From GNU MediaGoblin Wiki
Jump to navigation Jump to search

Chris Webber on "Why MongoDB":

In case you were wondering, I am not a NOSQL fanboy, I do not go around telling people that MongoDB is web scale. Actually my choice for MongoDB isn't scalability, though scaling up really nicely is a pretty good feature and sets us up well in case large volume sites eventually do use MediaGoblin. But there's another side of scalability, and that's scaling down, which is important for federation, maybe even more important than scaling up in an ideal universe where everyone ran servers out of their own housing. As a memory-mapped database, MongoDB is pretty hungry, so actually I spent a lot of time debating whether the inability to scale down as nicely as something like SQL has with sqlite meant that it was out.
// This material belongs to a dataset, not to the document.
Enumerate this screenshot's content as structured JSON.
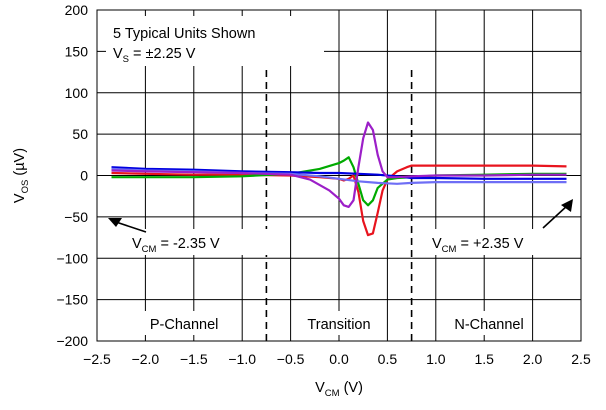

But I decided in the end that I really want MongoDB, not for scalability, but for flexibility. Schema evolution pains in SQL are almost enough reason for me to want MongoDB, but not quite.

Most Importantly

The real reason is because I want the ability to eventually handle multiple media types through MediaGoblin, and also allow for plugins, without the rigidity of tables making that difficult. In other words, something like::

       {"title": "Me talking until you are bored",
        "description": "blah blah blah",
        "media_type": "audio",
        "media_data": {
            "length": "2:30",
            "codec": "OGG Vorbis"},
        "plugin_data": {
            "licensing": {
                "license": "http://creativecommons.org/licenses/by-sa/3.0/"}}}


Being able to just dump media-specific information in a media_data hashtable is pretty great, and even better is having a plugin system where you can just let plugins have their own entire key-value space cleanly inside the document that doesn't interfere with anyone else's stuff. If we were to let plugins to deposit their own information inside the database, either we'd let plugins create their own tables which makes SQL migrations even harder than they already are, or we'd probably end up creating a table with a column for key, a column for value, and a column for type in one huge table called "plugin_data" or something similar. (Yo dawg, I heard you liked plugins, so I put a database in your database so you can query while you query.) Gross.

Keeping It Clean

I also don't want things to be too loose so that we forget or lose the structure of things, and that's one reason why I want to use MongoKit, because we can cleanly define a much structure as we want and verify that documents match that structure generally without adding too much bloat or overhead (MongoKit is a pretty lightweight wrapper and doesn't inject extra MongoKit-specific stuff into the database, which is nice and nicer than many other ORMs in that way).